In Sanskrit, "Punya" means meritorious, virtuous, or holy, "Kal" means time, and usually "Punyakal" means "sacred time". When the Sun moves from one sign to another for a short period, it is present in both signs. This time is called the religious time which is considered to be the most auspicious for everyone to benefit from the zodiac and activities such as bathing, worshiping the sun, and charity (mercy and charity). should be done during this time. . . . . , According to "Muhurat Chintamani" Makar Sankranti Punya Kala is counted as 16 valleys from the time of Sankranti (about 6 hours 24 minutes) or one hour after sunrise, if the time of Sankranti is after sunset, the maximum of Makar Sankranti Punya Kala. is considered auspicious as the beginning of Uttarayana (summer solstice).
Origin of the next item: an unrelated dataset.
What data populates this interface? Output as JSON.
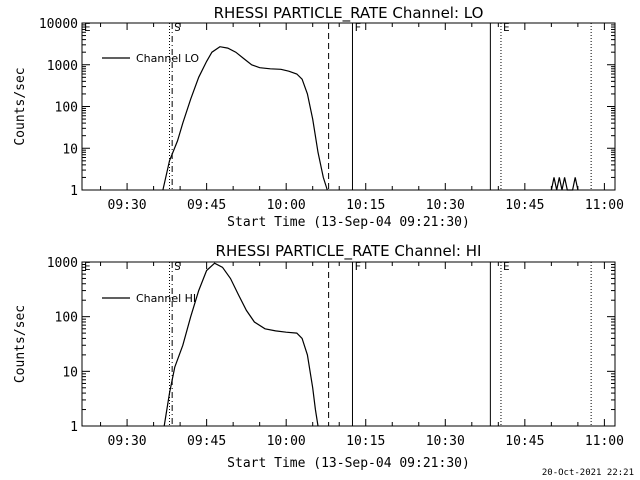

The worship time is mentioned in Narada Purana and Muhurta Chintamani as 16 ghats (6 hours 24 minutes). According to this, the auspicious time of Makar Sankranti 2023 is from January 15 at 10 am starting at 7:14 pm and ending at 1:38 pm.

However, Sangraha Shiromani and Brihad Jyotish Sar say that Makar Sankranti is a worship period of 40 ghats (16 hours). According to Punyakali, the time is January 15 from 7:14 am to 11:14 pm. But since Punya time is only observed during the day, it is usually observed from sunrise to sunset, which starts at 1000 and 7:14 am. and ends on January 15 at 10 a.m. 5:57 p.m.

The holiday of Makar Sankranti falls between 2020 and the day of the year

2020 - Wednesday, January 15

2021 - Thursday 14 January

2022 - Friday 14th January

2023 - Sunday 15 January

2024 - Monday 15 January

2025 - Tuesday 14 January

2026 - Wednesday 14 January

2027 - Friday,January 15th

2028 - Saturday 15 January

2029 - Sunday 14 January


Full Information Of Makar Sankranti Pongal 1.jpg


This day marks the change of seasons: the end of winter and the beginning of hot and humid days.